Nous avons décidé de décaler l'horaire de départ. Au lieu de 7h à Vallorbe ça sera 7h à Genève. Aujourd'hui, Philippe Marti (Alf pour les intimes) qui n'a plus fait de spéléo depuis 1 an, a décidé de nous accompagner pour la sortie. Il connait bien les Fées car avait fait quelques sorties avec Pierre il y a de cela bien des années maintenant. C'est dans son 4x4 que nous nous rendrons à Vallorbe avec l'espoir secret de pouvoir continuer un bout la route d'accès aux Follatons et ne pas se retrouver planté comme la dernière fois. Arrivés sur place, nous ne tenterons même pas. Un bon 50 cm de neige recouvre le chemin. Nous chaussons nos raquettes en hésitants entre se changer à l'entrée ou au parking. Pour ma part je ferai l'approche en sous combi et Denis et Alf en habits de montagne.

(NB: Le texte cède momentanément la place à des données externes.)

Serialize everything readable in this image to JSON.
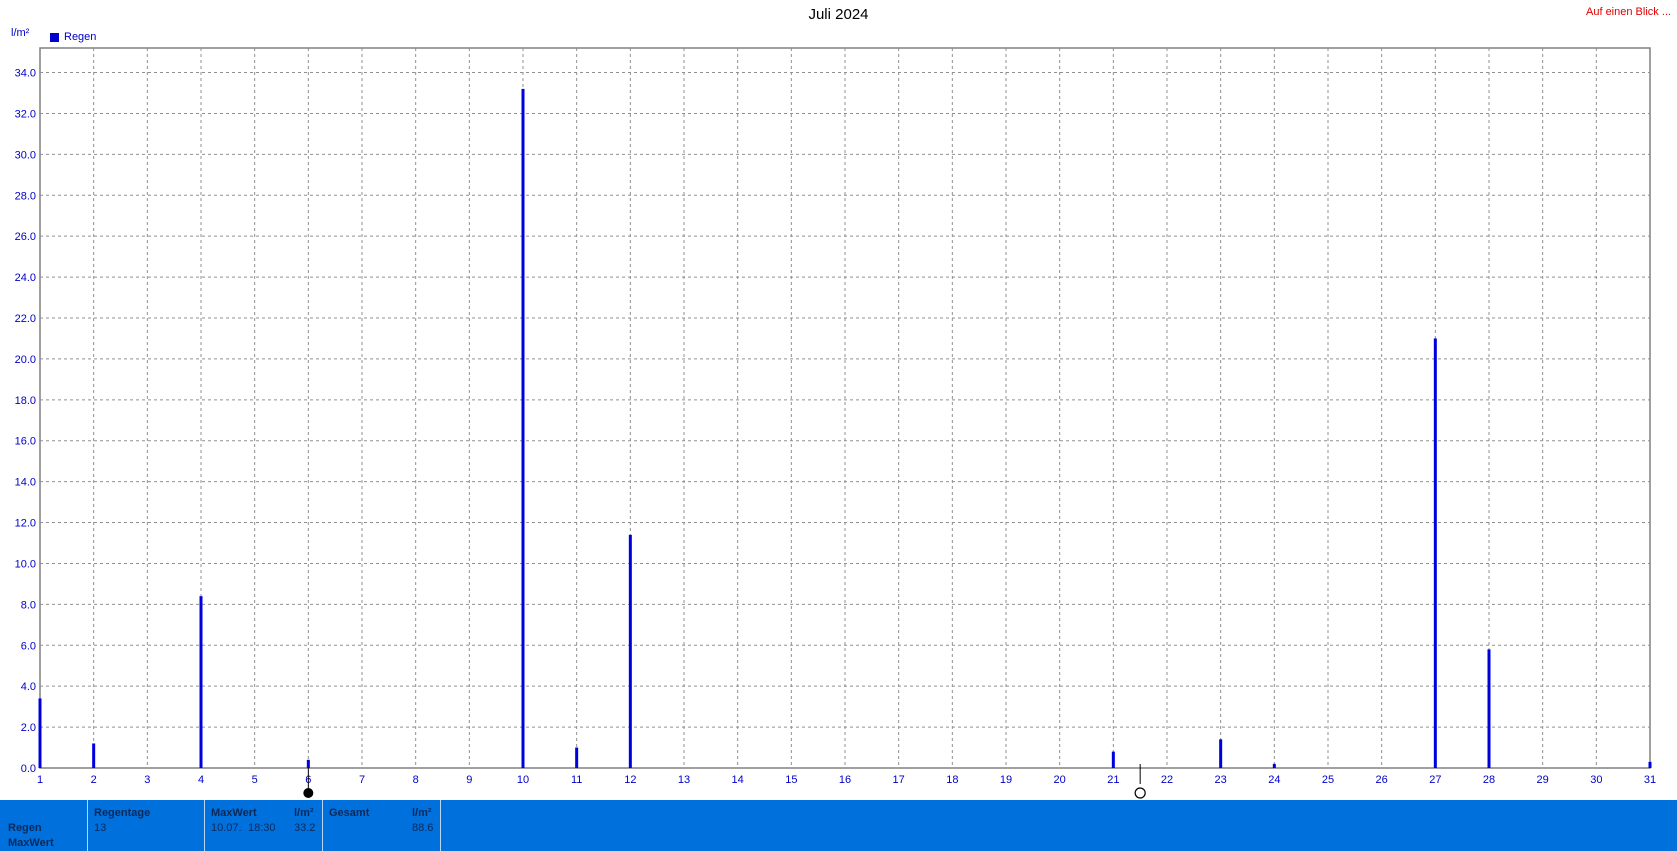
{
  "header": {
    "link": "Auf einen Blick ..."
  },
  "chart_data": {
    "type": "bar",
    "title": "Juli 2024",
    "ylabel": "l/m²",
    "xlabel": "",
    "xlim": [
      1,
      31
    ],
    "ylim": [
      0,
      35.2
    ],
    "yticks": [
      "0.0",
      "2.0",
      "4.0",
      "6.0",
      "8.0",
      "10.0",
      "12.0",
      "14.0",
      "16.0",
      "18.0",
      "20.0",
      "22.0",
      "24.0",
      "26.0",
      "28.0",
      "30.0",
      "32.0",
      "34.0"
    ],
    "xticks": [
      "1",
      "2",
      "3",
      "4",
      "5",
      "6",
      "7",
      "8",
      "9",
      "10",
      "11",
      "12",
      "13",
      "14",
      "15",
      "16",
      "17",
      "18",
      "19",
      "20",
      "21",
      "22",
      "23",
      "24",
      "25",
      "26",
      "27",
      "28",
      "29",
      "30",
      "31"
    ],
    "grid": true,
    "legend_position": "top-left",
    "series": [
      {
        "name": "Regen",
        "color": "#0000dd",
        "points": [
          {
            "x": 1,
            "y": 3.4
          },
          {
            "x": 2,
            "y": 1.2
          },
          {
            "x": 4,
            "y": 8.4
          },
          {
            "x": 6,
            "y": 0.4
          },
          {
            "x": 10,
            "y": 33.2
          },
          {
            "x": 11,
            "y": 1.0
          },
          {
            "x": 12,
            "y": 11.4
          },
          {
            "x": 21,
            "y": 0.8
          },
          {
            "x": 23,
            "y": 1.4
          },
          {
            "x": 24,
            "y": 0.2
          },
          {
            "x": 27,
            "y": 21.0
          },
          {
            "x": 28,
            "y": 5.8
          },
          {
            "x": 31,
            "y": 0.3
          }
        ]
      }
    ],
    "annotations": [
      {
        "type": "full-moon-marker",
        "x": 6
      },
      {
        "type": "new-moon-marker",
        "x": 21.5
      }
    ]
  },
  "stats": {
    "row_labels": [
      "Regen",
      "MaxWert"
    ],
    "regentage_label": "Regentage",
    "regentage_value": "13",
    "maxwert_label": "MaxWert",
    "maxwert_unit": "l/m²",
    "maxwert_date": "10.07.",
    "maxwert_time": "18:30",
    "maxwert_value": "33.2",
    "gesamt_label": "Gesamt",
    "gesamt_unit": "l/m²",
    "gesamt_value": "88.6"
  },
  "colors": {
    "bar": "#0000dd",
    "axis_text": "#0000cc",
    "stats_bg": "#0070dd",
    "link": "#e00000"
  }
}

Arrivés à l'entrée, il y a un beau paquet de neige qu’une bonne dizaine de minutes de pelletage suffiront à dégager. Nous nous équipons et pénétrons dans le gouffre à 10heures du matin. Une fois de plus, nous sommes lourdement chargés. Denis à une corde de 30 mètres pour l'équipement d'une potentielle jonction avec la galerie des Pharaons et Philippe un seconde corde pour équiper les petits ressauts qui parcourent la progression dans la galerie Guenièvre. Pour ma part c'est le matos topo et le matos photo. Avec la combi étanche c'est une fois de plus un kit sherpa que je me coltinerai pour la sortie. Il faut dire que l’arrêt topo de la dernière sortie nous laisse présager un beau bouclage pour autant que nous ayons le temps de faire suffisamment de topo.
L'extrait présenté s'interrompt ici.